I spent the day at the Colorado Independent Publishers Association annual “college.”
Michael J. Herman was the first speaker of the day. While I think his talk was mis-titled ("Write or Wrong–Publishing Mishaps That Can Cost You Millions . . . and How to Avoid Them"), he did outline some good points. One I’d like to share here is #9: Be a friend to the media. His notes said:
Every story should be told–the right way. If you have a story, make it mouth wateringly irresistible for the press. Make them want to and need to cover it. Make them feel like they have been on top of your story or they’ll miss the exclusive of a lifetime. KEY: FEED THEIR EGOS!
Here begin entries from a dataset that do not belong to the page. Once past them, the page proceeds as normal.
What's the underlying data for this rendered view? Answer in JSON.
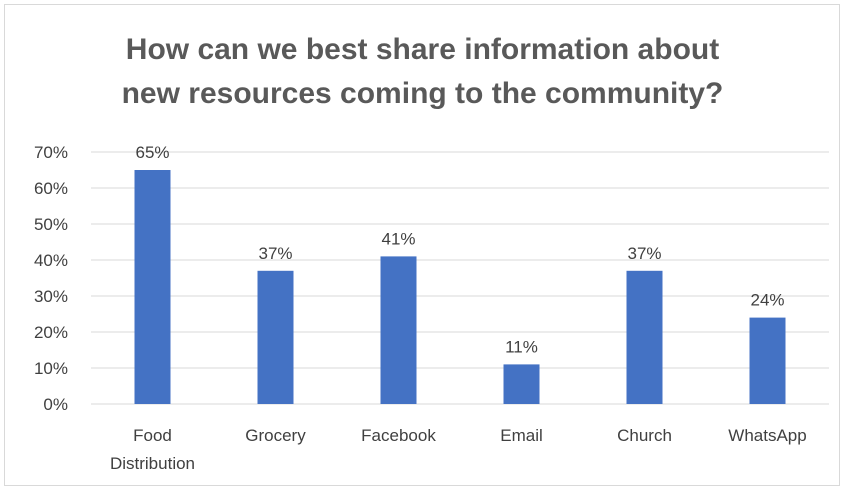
{
  "chart_data": {
    "type": "bar",
    "title_lines": [
      "How can we best share information about",
      "new resources coming to the community?"
    ],
    "categories": [
      [
        "Food",
        "Distribution"
      ],
      [
        "Grocery"
      ],
      [
        "Facebook"
      ],
      [
        "Email"
      ],
      [
        "Church"
      ],
      [
        "WhatsApp"
      ]
    ],
    "values": [
      65,
      37,
      41,
      11,
      37,
      24
    ],
    "data_labels": [
      "65%",
      "37%",
      "41%",
      "11%",
      "37%",
      "24%"
    ],
    "y_ticks": [
      "0%",
      "10%",
      "20%",
      "30%",
      "40%",
      "50%",
      "60%",
      "70%"
    ],
    "ylim": [
      0,
      70
    ],
    "ylabel_unit": "%",
    "grid": true,
    "legend": "none",
    "bar_color": "#4472c4",
    "gridline_color": "#d9d9d9"
  }
}
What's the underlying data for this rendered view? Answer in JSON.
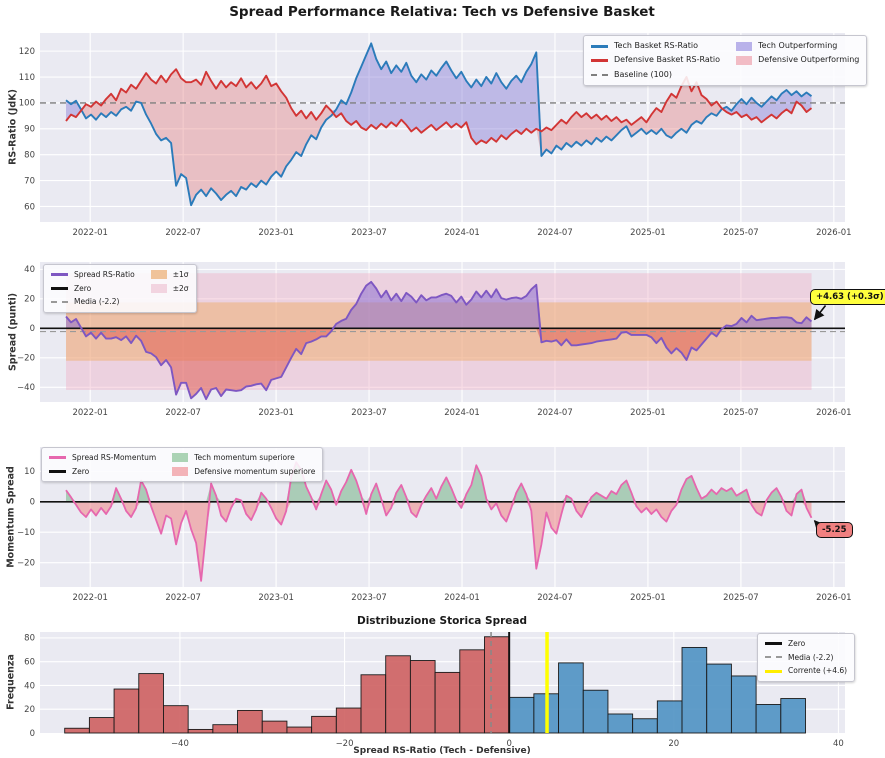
{
  "figure": {
    "title": "Spread Performance Relativa: Tech vs Defensive Basket",
    "background": "#ffffff",
    "panel_background": "#eaeaf2",
    "grid_color": "#ffffff"
  },
  "chart_data": [
    {
      "id": "rs_ratio",
      "type": "line",
      "title": "",
      "xlabel": "",
      "ylabel": "RS-Ratio (JdK)",
      "xlim": [
        2021.73,
        2026.06
      ],
      "ylim": [
        54,
        127
      ],
      "x_ticks": {
        "values": [
          2022.0,
          2022.5,
          2023.0,
          2023.5,
          2024.0,
          2024.5,
          2025.0,
          2025.5,
          2026.0
        ],
        "labels": [
          "2022-01",
          "2022-07",
          "2023-01",
          "2023-07",
          "2024-01",
          "2024-07",
          "2025-01",
          "2025-07",
          "2026-01"
        ]
      },
      "y_ticks": {
        "values": [
          60,
          70,
          80,
          90,
          100,
          110,
          120
        ],
        "labels": [
          "60",
          "70",
          "80",
          "90",
          "100",
          "110",
          "120"
        ]
      },
      "x_start": 2021.87,
      "x_end": 2025.88,
      "n_points": 150,
      "baseline": {
        "label": "Baseline (100)",
        "value": 100,
        "color": "#7f7f7f"
      },
      "fill_tech_color": "#8a7fd6",
      "fill_def_color": "#e57f7f",
      "series": [
        {
          "name": "Tech Basket RS-Ratio",
          "color": "#2b7bba",
          "values": [
            101.0,
            99.5,
            100.8,
            97.5,
            94.0,
            95.5,
            93.5,
            96.0,
            94.5,
            96.5,
            95.0,
            97.5,
            98.5,
            97.0,
            100.5,
            100.0,
            95.5,
            92.0,
            88.0,
            85.5,
            86.5,
            84.5,
            68.0,
            72.5,
            71.0,
            60.5,
            64.5,
            66.5,
            64.0,
            67.0,
            65.0,
            62.5,
            64.5,
            66.0,
            64.0,
            67.5,
            66.5,
            69.0,
            67.5,
            70.0,
            68.5,
            71.5,
            73.5,
            71.5,
            75.5,
            78.0,
            81.0,
            79.5,
            84.0,
            87.5,
            86.0,
            90.5,
            93.5,
            95.0,
            97.5,
            101.0,
            99.5,
            104.0,
            109.5,
            114.0,
            118.5,
            123.0,
            117.0,
            113.0,
            116.0,
            111.5,
            114.5,
            112.0,
            115.5,
            110.5,
            108.0,
            111.0,
            109.0,
            112.5,
            110.5,
            113.5,
            116.0,
            112.5,
            109.5,
            112.0,
            108.5,
            106.0,
            109.0,
            106.5,
            110.0,
            107.5,
            111.5,
            108.0,
            105.5,
            108.5,
            110.5,
            108.0,
            112.0,
            115.0,
            119.5,
            79.5,
            82.0,
            80.5,
            83.5,
            82.0,
            84.5,
            83.0,
            85.0,
            83.5,
            85.5,
            84.0,
            86.5,
            85.0,
            87.0,
            85.5,
            87.5,
            89.5,
            91.0,
            87.0,
            88.5,
            90.0,
            88.0,
            89.5,
            88.0,
            90.0,
            87.5,
            86.5,
            88.5,
            90.0,
            88.5,
            91.5,
            93.0,
            92.0,
            94.5,
            96.0,
            95.0,
            97.5,
            98.5,
            97.0,
            99.5,
            101.5,
            99.5,
            102.0,
            100.0,
            98.5,
            100.5,
            102.5,
            101.0,
            103.5,
            105.0,
            103.0,
            104.5,
            102.5,
            104.0,
            102.6
          ]
        },
        {
          "name": "Defensive Basket RS-Ratio",
          "color": "#d23535",
          "values": [
            93.0,
            95.5,
            94.5,
            97.0,
            99.5,
            98.5,
            100.5,
            99.0,
            101.5,
            103.5,
            101.0,
            105.5,
            104.0,
            107.0,
            105.5,
            108.5,
            111.5,
            109.0,
            107.5,
            110.5,
            108.0,
            111.0,
            113.0,
            109.5,
            108.0,
            108.0,
            109.0,
            107.0,
            112.0,
            108.5,
            105.5,
            108.5,
            106.0,
            108.0,
            106.5,
            109.5,
            106.0,
            108.0,
            105.5,
            107.5,
            110.5,
            106.5,
            107.5,
            104.5,
            102.0,
            98.0,
            95.0,
            97.0,
            94.0,
            96.5,
            93.5,
            96.0,
            99.0,
            97.0,
            94.5,
            96.0,
            93.0,
            91.5,
            93.0,
            90.5,
            89.5,
            91.5,
            90.0,
            92.0,
            90.5,
            92.5,
            91.0,
            93.5,
            91.5,
            89.0,
            90.5,
            88.5,
            90.0,
            91.5,
            89.5,
            91.0,
            92.5,
            90.5,
            92.0,
            90.5,
            92.5,
            86.5,
            84.0,
            85.5,
            84.5,
            86.5,
            85.0,
            87.5,
            86.0,
            88.0,
            89.5,
            88.0,
            90.0,
            88.5,
            90.0,
            89.0,
            90.5,
            89.5,
            91.5,
            93.5,
            92.0,
            94.5,
            96.5,
            94.5,
            96.0,
            94.0,
            95.5,
            93.5,
            95.0,
            93.0,
            94.5,
            92.5,
            93.5,
            91.5,
            93.0,
            94.5,
            92.5,
            95.5,
            98.0,
            96.5,
            100.5,
            103.5,
            102.0,
            106.5,
            110.0,
            104.5,
            108.0,
            103.0,
            101.5,
            99.0,
            100.5,
            98.0,
            96.5,
            95.5,
            96.5,
            94.5,
            95.5,
            93.5,
            94.5,
            92.5,
            94.0,
            95.5,
            94.0,
            96.0,
            97.5,
            96.0,
            100.5,
            99.0,
            96.5,
            98.0
          ]
        }
      ],
      "legend": {
        "rows": 3,
        "items": [
          {
            "label": "Tech Basket RS-Ratio",
            "swatch": "line",
            "color": "#2b7bba"
          },
          {
            "label": "Defensive Basket RS-Ratio",
            "swatch": "line",
            "color": "#d23535"
          },
          {
            "label": "Baseline (100)",
            "swatch": "dash",
            "color": "#7f7f7f"
          },
          {
            "label": "Tech Outperforming",
            "swatch": "patch",
            "color": "#b9b2ea"
          },
          {
            "label": "Defensive Outperforming",
            "swatch": "patch",
            "color": "#f2bcc5"
          }
        ]
      }
    },
    {
      "id": "spread",
      "type": "area",
      "title": "",
      "xlabel": "",
      "ylabel": "Spread (punti)",
      "xlim": [
        2021.73,
        2026.06
      ],
      "ylim": [
        -50,
        45
      ],
      "x_ticks": {
        "values": [
          2022.0,
          2022.5,
          2023.0,
          2023.5,
          2024.0,
          2024.5,
          2025.0,
          2025.5,
          2026.0
        ],
        "labels": [
          "2022-01",
          "2022-07",
          "2023-01",
          "2023-07",
          "2024-01",
          "2024-07",
          "2025-01",
          "2025-07",
          "2026-01"
        ]
      },
      "y_ticks": {
        "values": [
          -40,
          -20,
          0,
          20,
          40
        ],
        "labels": [
          "−40",
          "−20",
          "0",
          "20",
          "40"
        ]
      },
      "derived_from": "rs_ratio: Tech minus Defensive",
      "line_color": "#7e57c2",
      "mean": -2.2,
      "sigma": 19.8,
      "band1_color": "#f0a860",
      "band2_color": "#f0a8c0",
      "fill_positive_color": "#8d6fd0",
      "fill_negative_color": "#e06055",
      "annotation": {
        "text": "+4.63 (+0.3σ)",
        "x": 2025.88,
        "y": 4.63,
        "box_color": "#ffff3d"
      },
      "legend": {
        "rows": 3,
        "items": [
          {
            "label": "Spread RS-Ratio",
            "swatch": "line",
            "color": "#7e57c2"
          },
          {
            "label": "Zero",
            "swatch": "line",
            "color": "#111111"
          },
          {
            "label": "Media (-2.2)",
            "swatch": "dash",
            "color": "#999999"
          },
          {
            "label": "±1σ",
            "swatch": "patch",
            "color": "#f0c39a"
          },
          {
            "label": "±2σ",
            "swatch": "patch",
            "color": "#f2d4e0"
          }
        ]
      }
    },
    {
      "id": "momentum",
      "type": "area",
      "title": "",
      "xlabel": "",
      "ylabel": "Momentum Spread",
      "xlim": [
        2021.73,
        2026.06
      ],
      "ylim": [
        -28,
        18
      ],
      "x_ticks": {
        "values": [
          2022.0,
          2022.5,
          2023.0,
          2023.5,
          2024.0,
          2024.5,
          2025.0,
          2025.5,
          2026.0
        ],
        "labels": [
          "2022-01",
          "2022-07",
          "2023-01",
          "2023-07",
          "2024-01",
          "2024-07",
          "2025-01",
          "2025-07",
          "2026-01"
        ]
      },
      "y_ticks": {
        "values": [
          -20,
          -10,
          0,
          10
        ],
        "labels": [
          "−20",
          "−10",
          "0",
          "10"
        ]
      },
      "x_start": 2021.87,
      "x_end": 2025.88,
      "n_points": 150,
      "line_color": "#e667ae",
      "fill_positive_color": "#74b386",
      "fill_negative_color": "#ee8585",
      "annotation": {
        "text": "-5.25",
        "x": 2025.88,
        "y": -5.25,
        "box_color": "#f08080"
      },
      "values": [
        3.8,
        1.5,
        -1.0,
        -3.5,
        -5.0,
        -2.5,
        -4.5,
        -2.0,
        -4.0,
        -1.5,
        4.5,
        1.0,
        -3.0,
        -5.0,
        -2.0,
        7.0,
        4.0,
        -1.5,
        -6.0,
        -10.5,
        -4.5,
        -5.5,
        -14.0,
        -7.0,
        -3.0,
        -9.0,
        -13.5,
        -26.0,
        -10.0,
        6.0,
        2.0,
        -4.5,
        -6.5,
        -2.0,
        1.0,
        0.5,
        -4.0,
        -6.0,
        -2.5,
        3.0,
        1.0,
        -2.0,
        -5.5,
        -7.5,
        -3.0,
        8.0,
        13.0,
        10.5,
        5.0,
        1.5,
        -2.5,
        2.5,
        7.0,
        4.0,
        -1.0,
        3.5,
        6.5,
        10.5,
        7.0,
        2.0,
        -4.0,
        2.5,
        6.0,
        1.0,
        -4.5,
        -2.0,
        3.0,
        5.5,
        1.5,
        -3.5,
        -5.0,
        -1.0,
        2.0,
        4.5,
        1.0,
        5.0,
        8.0,
        4.5,
        0.5,
        -2.0,
        2.5,
        5.5,
        12.0,
        8.5,
        1.0,
        -2.5,
        -0.5,
        -4.5,
        -6.5,
        -2.0,
        3.0,
        6.0,
        2.5,
        -3.0,
        -22.0,
        -14.0,
        -3.5,
        -8.5,
        -10.5,
        -4.0,
        2.0,
        1.0,
        -3.0,
        -5.0,
        -1.5,
        1.5,
        3.0,
        2.0,
        1.0,
        3.5,
        2.5,
        5.5,
        7.0,
        3.0,
        -1.5,
        -3.5,
        -2.0,
        -4.0,
        -2.5,
        -5.0,
        -6.5,
        -3.0,
        -1.0,
        4.0,
        7.5,
        8.5,
        4.5,
        1.0,
        2.0,
        4.0,
        2.5,
        4.5,
        3.5,
        4.5,
        2.0,
        3.0,
        4.0,
        -1.0,
        -3.5,
        -4.5,
        0.5,
        3.0,
        4.5,
        1.5,
        -3.0,
        -4.5,
        2.5,
        4.0,
        -2.0,
        -5.25
      ],
      "legend": {
        "rows": 2,
        "items": [
          {
            "label": "Spread RS-Momentum",
            "swatch": "line",
            "color": "#e667ae"
          },
          {
            "label": "Zero",
            "swatch": "line",
            "color": "#111111"
          },
          {
            "label": "Tech momentum superiore",
            "swatch": "patch",
            "color": "#abd3b5"
          },
          {
            "label": "Defensive momentum superiore",
            "swatch": "patch",
            "color": "#f3b3b8"
          }
        ]
      }
    },
    {
      "id": "histogram",
      "type": "bar",
      "title": "Distribuzione Storica Spread",
      "xlabel": "Spread RS-Ratio (Tech - Defensive)",
      "ylabel": "Frequenza",
      "xlim": [
        -57,
        40.8
      ],
      "ylim": [
        0,
        85
      ],
      "x_ticks": {
        "values": [
          -40,
          -20,
          0,
          20,
          40
        ],
        "labels": [
          "−40",
          "−20",
          "0",
          "20",
          "40"
        ]
      },
      "y_ticks": {
        "values": [
          0,
          20,
          40,
          60,
          80
        ],
        "labels": [
          "0",
          "20",
          "40",
          "60",
          "80"
        ]
      },
      "bins": {
        "start": -54,
        "width": 3
      },
      "series": [
        {
          "name": "spread negativo",
          "color": "#cd5c5c",
          "values": [
            4,
            13,
            37,
            50,
            23,
            3,
            7,
            19,
            10,
            5,
            14,
            21,
            49,
            65,
            61,
            51,
            70,
            81
          ]
        },
        {
          "name": "spread positivo",
          "color": "#4a8fc2",
          "values": [
            30,
            33,
            59,
            36,
            16,
            12,
            27,
            72,
            58,
            48,
            24,
            29
          ]
        }
      ],
      "vlines": [
        {
          "label": "Zero",
          "x": 0,
          "style": "solid",
          "color": "#111111",
          "width": 2
        },
        {
          "label": "Media (-2.2)",
          "x": -2.2,
          "style": "dashed",
          "color": "#888888",
          "width": 1.5
        },
        {
          "label": "Corrente (+4.6)",
          "x": 4.6,
          "style": "solid",
          "color": "#ffff00",
          "width": 3.5
        }
      ],
      "legend": {
        "rows": 3,
        "items": [
          {
            "label": "Zero",
            "swatch": "line",
            "color": "#111111"
          },
          {
            "label": "Media (-2.2)",
            "swatch": "dash",
            "color": "#999999"
          },
          {
            "label": "Corrente (+4.6)",
            "swatch": "line",
            "color": "#ffee00"
          }
        ]
      }
    }
  ]
}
He said, “They don’t want to talk to you, but they want to know what you’re doing,” adding later, “Make them love you by making them think you love them.”
He said to read the papers and know the names of the editors, columnists, and contributors that you like. [Now I’m paraphrasing.] Stay in touch often and don’t be discouraged because you’re cultivating a relationship that takes time.
I’ll add: Get to know them before you want something from them. This is true for anyone in your career (collectors, dealers, curators, etc.).
I was particularly interested in the CIPA college’s offerings because they
APPEARED to be tech-focused (e-books, audio recordings, etc.), but I
was disappointed. I feel like I’m light years ahead of whomever they
were talking to. Not a total waste, as I met some very nice people and
purchased what appears to be a terrific book on nutrition: If It’s Not
Food, Don’t Eat It! by Kelly Hayford.